Turkish food also consists of chicken kebabs, where the chicken is made in to chicken doner kebab or chicken shish kebab. The chicken doner kebab is served with green salad and rolled in a tortilla before being put on a plate with yet more green salad and a portion of Turkish chips. A chicken shish kebab consists of pieces of chicken, either marinated or un-marinated depending on how you want it, grilled on a skewer and served with rice, Turkish chips, green salad, grilled peppers and grilled tomatoes.
If you ask for a doner kebab in Turkey you will not necessarily get lamb doner meat, as I found out. Doner kebab means "turned meat" and can consist of lamb or chicken so make sure you ask the waiter before you order at a Turkish restaurant.Credit: http://www.flixya.com/photo/2384430/Turkish-food-Doner-kebab-and-chips-at-Yakamoz-restaurant
Traditional Turkish food beef dishes consist of steak, which are obviously cooked on the grill, served with Turkish chips, rice, green salad, grilled peppers and grilled tomatoes.
The type of fish used in Turkish food will depend on where about s in Turkey you visit. When I go to Turkey I always stay near the sea, therefore the choice of fish is larger and includes sea bass, sea bream and mullet amongst others. There is also a choice of seafood such as calamari or squid. The Turkish rivers are ideal for trout and whilst these fish are found in the wild there are many trout farms up and down the banks of the Turkish rivers.
When fish is used in traditional Turkish food it is either grilled on the barbecue or cooked in a clay oven. When fish is used in Turkish food it is coated in butter oil, which makes the flesh moist, succulent ad very tasty. The head is always left on the fish, which some people find off putting. Fish used in traditional Turkish food will never be served battered or breaded like it is back home.
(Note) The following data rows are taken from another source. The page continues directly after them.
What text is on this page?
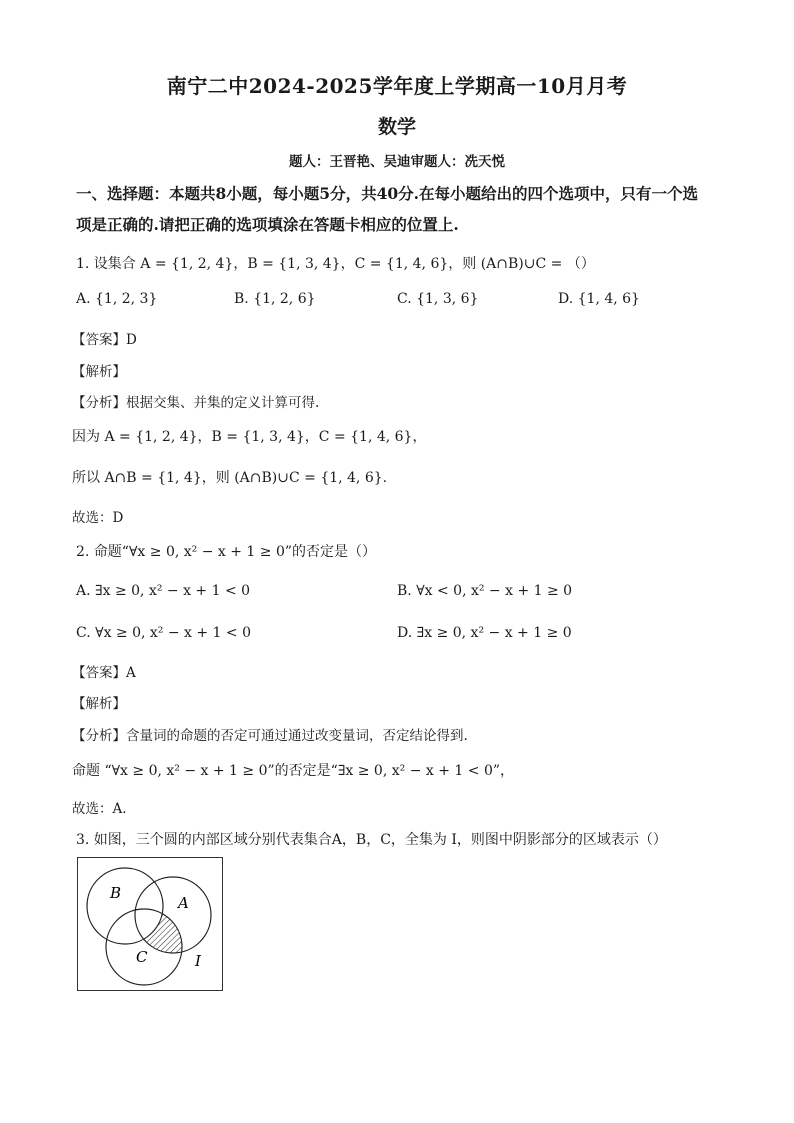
南宁二中2024-2025学年度上学期高一10月月考
数学
题人：王晋艳、吴迪审题人：冼天悦
一、选择题：本题共8小题，每小题5分，共40分.在每小题给出的四个选项中，只有一个选
项是正确的.请把正确的选项填涂在答题卡相应的位置上.
1. 设集合 A = {1, 2, 4}，B = {1, 3, 4}，C = {1, 4, 6}，则 (A∩B)∪C = （）
A. {1, 2, 3}	B. {1, 2, 6}	C. {1, 3, 6}	D. {1, 4, 6}
【答案】D
【解析】
【分析】根据交集、并集的定义计算可得.
因为 A = {1, 2, 4}，B = {1, 3, 4}，C = {1, 4, 6}，
所以 A∩B = {1, 4}，则 (A∩B)∪C = {1, 4, 6}.
故选：D
2. 命题“∀x ≥ 0, x² − x + 1 ≥ 0”的否定是（）
A. ∃x ≥ 0, x² − x + 1 < 0	B. ∀x < 0, x² − x + 1 ≥ 0
C. ∀x ≥ 0, x² − x + 1 < 0	D. ∃x ≥ 0, x² − x + 1 ≥ 0
【答案】A
【解析】
【分析】含量词的命题的否定可通过通过改变量词，否定结论得到.
命题 “∀x ≥ 0, x² − x + 1 ≥ 0”的否定是“∃x ≥ 0, x² − x + 1 < 0”，
故选：A.
3. 如图，三个圆的内部区域分别代表集合A，B，C，全集为 I，则图中阴影部分的区域表示（）
B
A
C	I
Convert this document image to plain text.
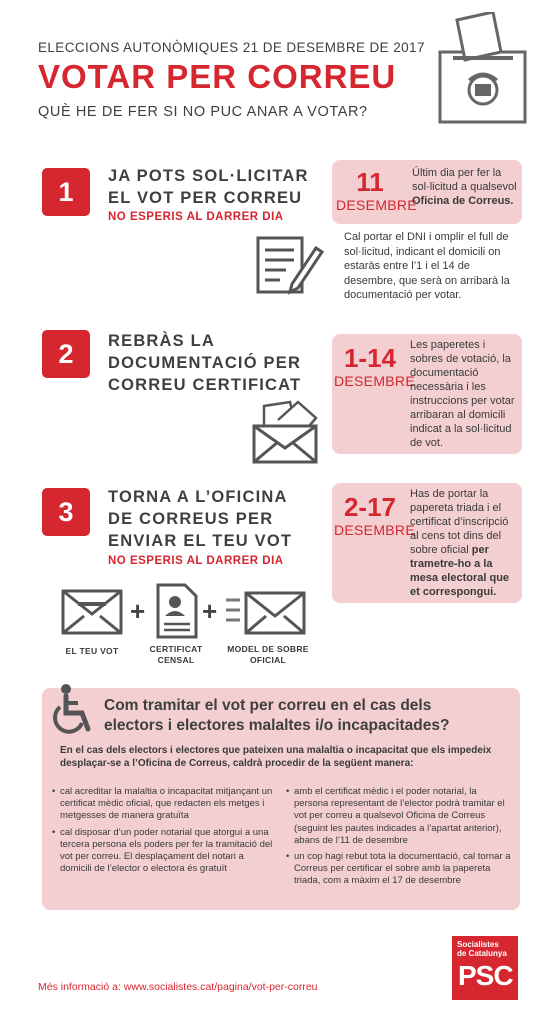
ELECCIONS AUTONÒMIQUES 21 DE DESEMBRE DE 2017
VOTAR PER CORREU
QUÈ HE DE FER SI NO PUC ANAR A VOTAR?
1
JA POTS SOL·LICITAR
EL VOT PER CORREU
NO ESPERIS AL DARRER DIA
11
DESEMBRE
Últim dia per fer la sol·licitud a qualsevol Oficina de Correus.
Cal portar el DNI i omplir el full de sol·licitud, indicant el domicili on estaràs entre l’1 i el 14 de desembre, que serà on arribarà la documentació per votar.
2	REBRÀS LA
DOCUMENTACIÓ PER
CORREU CERTIFICAT
1-14
DESEMBRE
Les paperetes i sobres de votació, la documentació necessària i les instruccions per votar arribaran al domicili indicat a la sol·licitud de vot.
3	TORNA A L’OFICINA
DE CORREUS PER
ENVIAR EL TEU VOT
NO ESPERIS AL DARRER DIA
2-17
DESEMBRE
Has de portar la papereta triada i el certificat d’inscripció al cens tot dins del sobre oficial per trametre-ho a la mesa electoral que et correspongui.
+ +
EL TEU VOT	CERTIFICAT
CENSAL
MODEL DE SOBRE
OFICIAL
Com tramitar el vot per correu en el cas dels
electors i electores malaltes i/o incapacitades?
En el cas dels electors i electores que pateixen una malaltia o incapacitat que els impedeix desplaçar-se a l’Oficina de Correus, caldrà procedir de la següent manera:
• cal acreditar la malaltia o incapacitat mitjançant un certificat mèdic oficial, que redacten els metges i metgesses de manera gratuïta
• cal disposar d’un poder notarial que atorgui a una tercera persona els poders per fer la tramitació del vot per correu. El desplaçament del notari a domicili de l’elector o electora és gratuït
• amb el certificat mèdic i el poder notarial, la persona representant de l’elector podrà tramitar el vot per correu a qualsevol Oficina de Correus (seguint les pautes indicades a l’apartat anterior), abans de l’11 de desembre
• un cop hagi rebut tota la documentació, cal tornar a Correus per certificar el sobre amb la papereta triada, com a màxim el 17 de desembre
Més informació a: www.socialistes.cat/pagina/vot-per-correu
Socialistes
de Catalunya
PSC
In Turkish restaurants the fish dishes are usually served with grilled peppers and tomatoes, a green salad and a portion of rice, all of which are perfect accompaniments for a tasty bit of fish.
Turkish food relies on a large variety of different herbs and spices, marinades seasonings and oils, and it is these that makes Turkish food so succulent, moist and tasty. When I go to Turkey I find the high fat content quite difficult to deal with for a couple of days, although I do get used to it very quickly.
I would have to say that Turkish food is one of my all time favourite cuisines. Unfortunately, there are not many Turkish food restaurants in my part of the world so I only get to eat in Turkish restaurants when I am on vacation in Turkey. Fortunately, Turkish food is relatively straight forward to replicate and make at home and whilst homemade Turkish food doesn’t taste exactly like it does when it is served in a Turkish restaurant it is not that far off.